Serverless Inference with Hugging Face and NVIDIA NIM
Hugging Face and NVIDIA have partnered to offer serverless inference via NVIDIA NIM microservices on DGX Cloud infrastructure. The integration allows developers to run optimized model inference without managing GPU infrastructure, combining Hugging Face's model hub with NVIDIA's inference optimization stack. This represents an expansion of the existing Hugging Face–NVIDIA partnership into managed inference services.
NVIDIA's GTC 2025 Announcement for Physical AI Developers: New Open Models and Datasets
NVIDIA announced new open models and datasets for physical AI development at GTC 2025, covered via the Hugging Face blog. The release targets robotics and embodied AI developers with open-weights resources. This represents NVIDIA's continued push into the physical AI ecosystem alongside its hardware dominance.
Easily Train Models with H100 GPUs on NVIDIA DGX Cloud
Hugging Face announced integration with NVIDIA DGX Cloud, enabling users to train models on H100 GPU clusters directly through the Hugging Face platform. The partnership simplifies access to high-end training infrastructure without requiring users to manage cloud provisioning themselves. This represents a continued push to lower the barrier to large-scale model training for the broader ML community.

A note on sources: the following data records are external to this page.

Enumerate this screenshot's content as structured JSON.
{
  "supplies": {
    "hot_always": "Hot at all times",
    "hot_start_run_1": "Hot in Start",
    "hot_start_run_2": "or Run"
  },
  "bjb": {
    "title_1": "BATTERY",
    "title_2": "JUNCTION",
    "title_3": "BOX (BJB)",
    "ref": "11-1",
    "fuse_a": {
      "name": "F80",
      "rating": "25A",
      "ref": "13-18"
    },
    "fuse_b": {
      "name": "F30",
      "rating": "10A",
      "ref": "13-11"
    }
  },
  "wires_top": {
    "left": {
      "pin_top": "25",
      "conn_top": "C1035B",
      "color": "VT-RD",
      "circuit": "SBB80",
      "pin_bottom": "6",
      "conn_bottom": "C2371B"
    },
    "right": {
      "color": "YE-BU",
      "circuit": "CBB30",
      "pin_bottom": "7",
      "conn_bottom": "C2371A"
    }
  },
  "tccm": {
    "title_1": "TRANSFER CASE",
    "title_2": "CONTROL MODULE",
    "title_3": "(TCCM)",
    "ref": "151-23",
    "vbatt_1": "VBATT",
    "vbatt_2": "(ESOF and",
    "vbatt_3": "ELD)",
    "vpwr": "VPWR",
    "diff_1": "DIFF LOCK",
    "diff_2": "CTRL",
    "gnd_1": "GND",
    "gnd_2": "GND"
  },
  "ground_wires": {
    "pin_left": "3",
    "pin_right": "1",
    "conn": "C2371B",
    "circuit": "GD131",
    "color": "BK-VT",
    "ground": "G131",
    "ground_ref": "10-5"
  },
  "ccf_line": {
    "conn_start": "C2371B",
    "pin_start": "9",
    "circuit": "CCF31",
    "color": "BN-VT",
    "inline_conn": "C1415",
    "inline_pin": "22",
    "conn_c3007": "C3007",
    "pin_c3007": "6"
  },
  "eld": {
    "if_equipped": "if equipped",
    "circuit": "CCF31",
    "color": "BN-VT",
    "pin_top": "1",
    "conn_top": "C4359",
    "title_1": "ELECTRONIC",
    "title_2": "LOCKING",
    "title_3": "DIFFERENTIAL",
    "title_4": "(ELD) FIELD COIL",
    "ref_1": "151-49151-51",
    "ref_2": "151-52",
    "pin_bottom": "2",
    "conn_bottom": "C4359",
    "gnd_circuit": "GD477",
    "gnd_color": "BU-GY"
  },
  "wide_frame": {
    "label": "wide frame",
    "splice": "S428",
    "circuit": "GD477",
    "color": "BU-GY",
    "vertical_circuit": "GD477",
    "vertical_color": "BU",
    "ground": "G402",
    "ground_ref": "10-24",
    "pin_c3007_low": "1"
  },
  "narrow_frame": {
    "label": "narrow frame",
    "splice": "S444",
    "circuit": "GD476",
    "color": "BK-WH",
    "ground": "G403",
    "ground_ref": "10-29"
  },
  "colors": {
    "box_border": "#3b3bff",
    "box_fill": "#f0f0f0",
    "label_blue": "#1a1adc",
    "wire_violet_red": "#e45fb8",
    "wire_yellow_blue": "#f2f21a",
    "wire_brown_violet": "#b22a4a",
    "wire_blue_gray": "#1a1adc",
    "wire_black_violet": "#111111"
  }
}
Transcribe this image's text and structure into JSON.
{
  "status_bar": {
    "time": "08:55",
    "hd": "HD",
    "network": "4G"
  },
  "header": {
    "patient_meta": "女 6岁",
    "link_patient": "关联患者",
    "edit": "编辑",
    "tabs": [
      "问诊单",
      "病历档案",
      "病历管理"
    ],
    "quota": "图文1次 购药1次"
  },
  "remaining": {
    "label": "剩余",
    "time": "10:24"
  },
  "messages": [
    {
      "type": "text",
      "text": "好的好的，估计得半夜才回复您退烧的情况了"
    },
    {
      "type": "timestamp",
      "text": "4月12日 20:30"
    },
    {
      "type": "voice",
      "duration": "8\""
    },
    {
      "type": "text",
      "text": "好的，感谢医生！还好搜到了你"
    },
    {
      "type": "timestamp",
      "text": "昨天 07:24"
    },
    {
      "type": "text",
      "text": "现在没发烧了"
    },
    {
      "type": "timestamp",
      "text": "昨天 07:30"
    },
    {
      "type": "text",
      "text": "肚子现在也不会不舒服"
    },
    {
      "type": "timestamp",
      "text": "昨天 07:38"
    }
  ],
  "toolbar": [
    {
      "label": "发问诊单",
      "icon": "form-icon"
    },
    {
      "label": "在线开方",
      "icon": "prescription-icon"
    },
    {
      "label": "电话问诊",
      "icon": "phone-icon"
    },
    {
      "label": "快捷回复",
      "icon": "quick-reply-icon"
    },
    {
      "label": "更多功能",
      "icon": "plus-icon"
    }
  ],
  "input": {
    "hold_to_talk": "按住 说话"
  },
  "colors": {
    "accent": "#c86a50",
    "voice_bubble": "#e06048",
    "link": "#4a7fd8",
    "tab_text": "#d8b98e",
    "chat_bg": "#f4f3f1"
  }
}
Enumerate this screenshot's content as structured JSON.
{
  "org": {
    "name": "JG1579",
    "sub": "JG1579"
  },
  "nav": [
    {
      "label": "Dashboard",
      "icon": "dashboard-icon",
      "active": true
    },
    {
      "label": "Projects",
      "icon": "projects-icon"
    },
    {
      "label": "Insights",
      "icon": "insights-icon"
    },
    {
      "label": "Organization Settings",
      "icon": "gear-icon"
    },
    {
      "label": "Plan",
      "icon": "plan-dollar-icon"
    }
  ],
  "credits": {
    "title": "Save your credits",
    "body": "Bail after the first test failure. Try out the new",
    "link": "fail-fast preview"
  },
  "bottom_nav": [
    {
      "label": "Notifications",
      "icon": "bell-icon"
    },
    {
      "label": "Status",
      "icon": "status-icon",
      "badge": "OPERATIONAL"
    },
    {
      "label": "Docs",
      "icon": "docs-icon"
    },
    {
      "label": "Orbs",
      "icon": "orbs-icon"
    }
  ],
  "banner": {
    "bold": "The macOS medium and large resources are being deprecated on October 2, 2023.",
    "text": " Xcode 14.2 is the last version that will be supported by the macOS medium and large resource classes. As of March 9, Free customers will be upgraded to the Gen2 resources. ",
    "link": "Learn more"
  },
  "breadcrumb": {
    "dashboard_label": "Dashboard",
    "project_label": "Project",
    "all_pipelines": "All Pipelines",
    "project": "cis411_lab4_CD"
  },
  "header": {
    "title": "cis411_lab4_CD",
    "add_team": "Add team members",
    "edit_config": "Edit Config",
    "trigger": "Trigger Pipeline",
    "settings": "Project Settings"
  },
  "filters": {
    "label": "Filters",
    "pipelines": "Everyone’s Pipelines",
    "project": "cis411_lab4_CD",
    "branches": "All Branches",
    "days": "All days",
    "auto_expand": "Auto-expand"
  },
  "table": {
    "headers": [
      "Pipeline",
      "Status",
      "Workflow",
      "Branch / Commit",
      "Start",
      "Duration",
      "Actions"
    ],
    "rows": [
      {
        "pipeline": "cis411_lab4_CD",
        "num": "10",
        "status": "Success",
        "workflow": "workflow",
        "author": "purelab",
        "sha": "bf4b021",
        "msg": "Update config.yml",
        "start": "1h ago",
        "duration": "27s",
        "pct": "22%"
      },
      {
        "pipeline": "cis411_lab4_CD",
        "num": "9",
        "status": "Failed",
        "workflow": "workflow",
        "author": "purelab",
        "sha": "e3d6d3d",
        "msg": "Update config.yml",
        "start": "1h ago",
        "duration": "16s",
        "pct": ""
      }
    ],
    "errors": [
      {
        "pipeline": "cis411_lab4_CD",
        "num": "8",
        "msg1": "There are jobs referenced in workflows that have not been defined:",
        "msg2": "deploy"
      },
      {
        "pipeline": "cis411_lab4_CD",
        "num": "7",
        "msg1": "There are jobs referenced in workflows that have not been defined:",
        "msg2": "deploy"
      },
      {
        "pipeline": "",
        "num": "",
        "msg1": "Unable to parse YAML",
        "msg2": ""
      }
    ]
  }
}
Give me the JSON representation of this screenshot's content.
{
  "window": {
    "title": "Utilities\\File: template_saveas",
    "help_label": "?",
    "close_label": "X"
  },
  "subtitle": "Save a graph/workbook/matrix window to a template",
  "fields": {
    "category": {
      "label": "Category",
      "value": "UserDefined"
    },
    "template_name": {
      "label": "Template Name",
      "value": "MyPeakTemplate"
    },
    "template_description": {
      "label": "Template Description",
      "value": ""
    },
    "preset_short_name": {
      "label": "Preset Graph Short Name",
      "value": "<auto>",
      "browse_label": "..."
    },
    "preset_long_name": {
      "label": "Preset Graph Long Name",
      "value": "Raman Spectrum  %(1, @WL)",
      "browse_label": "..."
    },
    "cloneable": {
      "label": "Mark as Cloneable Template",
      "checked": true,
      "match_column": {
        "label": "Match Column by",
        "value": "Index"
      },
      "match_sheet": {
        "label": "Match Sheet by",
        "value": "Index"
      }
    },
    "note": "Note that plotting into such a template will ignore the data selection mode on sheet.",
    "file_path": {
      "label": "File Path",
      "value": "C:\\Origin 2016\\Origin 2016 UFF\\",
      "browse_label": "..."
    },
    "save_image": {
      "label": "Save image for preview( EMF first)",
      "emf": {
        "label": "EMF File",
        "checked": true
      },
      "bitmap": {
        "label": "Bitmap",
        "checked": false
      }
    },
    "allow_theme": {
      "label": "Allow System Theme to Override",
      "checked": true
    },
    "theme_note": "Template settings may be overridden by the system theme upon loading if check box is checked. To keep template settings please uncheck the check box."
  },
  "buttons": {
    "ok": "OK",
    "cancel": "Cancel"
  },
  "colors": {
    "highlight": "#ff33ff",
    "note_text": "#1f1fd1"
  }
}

Hugging Face integrates MCP tools with Reachy Mini robot
Hugging Face published a blog post describing how to add Model Context Protocol (MCP) tools to the Reachy Mini robot platform. The integration connects MCP-based tool-calling infrastructure to physical robotics hardware. This is a concrete deployment example of MCP expanding beyond software agents into embodied AI systems.
DeepLearning.AI launches Context Hub for coding agents; Google releases Nano Banana 2 image generator
Andrew Ng and collaborators released Context Hub (chub), an open CLI tool that provides coding agents with up-to-date API documentation to reduce hallucinated or outdated API calls. Google separately launched Nano Banana 2 (Gemini 3.1 Flash Image), a faster and cheaper image-generation system built on Gemini 3 Flash's mixture-of-experts architecture, priced at roughly half its predecessor and claiming the top spot on Arena.ai's text-to-image leaderboard. The newsletter also references Claude Opus 4.6 as a leading coding model and notes the growth of agent-to-agent social infrastructure (OpenClaw, Moltbook) as context for the tooling need.
Strands Agents and LeRobot enable direct deployment from Hugging Face Hub to robot hardware
A Hugging Face blog post describes an integration between Amazon's Strands Agents framework and the LeRobot robotics library, enabling models from the Hugging Face Hub to be deployed directly onto physical robot hardware. The post demonstrates a pipeline connecting cloud-hosted model weights to real-world robotic control. This is relevant to the growing agent-tool ecosystem and the practical deployment of embodied AI.